Saved concept: You can “save” a concept -- at that point, it will appear in the sidebar, you can associate a color with it in the Galaxy, and you can measure how associated documents are with it. A saved concept can be defined by a word, a phrase, or multiple words or phrases. Previously, we called these “topics”.
Conceptual match vs. exact match
An exact match is when a document contains exactly the term you’re looking for. Exact matches can miss important things, so we also provide conceptual matches, which occur when a document contains a word highly related to the term you’re looking for. Conceptual matches for “wifi” may include “wi-fi”, “wireless”, “connection”, and “antenna”.
Drivers: Terms that are relevant and reveal a significant difference on some measurable aspect of your data. For example, in a project of casual restaurant reviews where “scores” are star ratings, the term “long line” might be a negative driver. The impact of a driver is how much of a difference is associated with it on average. If “long line” has an impact of -0.6 stars, this means that reviews containing “long line” (or its conceptual matches) average 0.6 stars lower than reviews without it.
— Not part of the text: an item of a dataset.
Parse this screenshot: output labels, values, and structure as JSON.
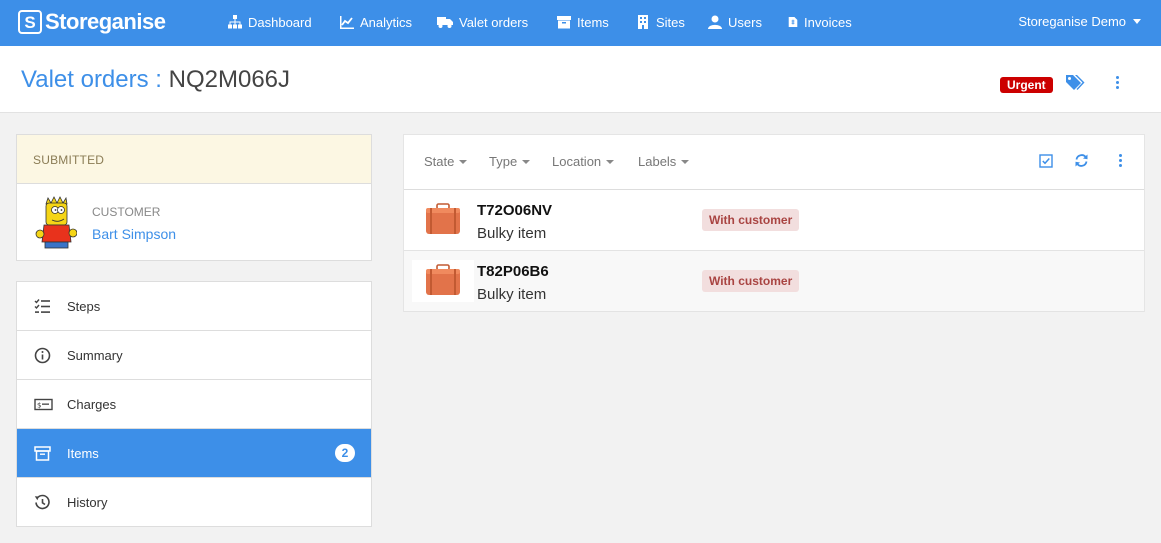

Sentiment: Generally, positive vs. negative feelings about things. Many NLP systems (including Daylight) allow you to assign a sentiment score to text, a positive or negative number expressing whether the text expresses something positive or negative. Sentiment can be subjective or unclear, and sometimes we want sentiment to span more dimensions than just positive vs. negative.
QuickLearn: The underlying transfer learning technology. QuickLearn takes in a background space trained on ConceptNet and a large amount of freely available text, and domain text, the text documents that you want to understand, and it creates a new space of word embeddings that is tuned for the domain. It understands specific meanings of in-domain words by seeing them used in context, and general meanings of common words because those are already in the background space. Topic-based classifier is one of the features we can offer because of QuickLearn: a classifier that you build by defining topics in a few words, as in Daylight’s “saved concepts”, instead of with lots of labeled examples.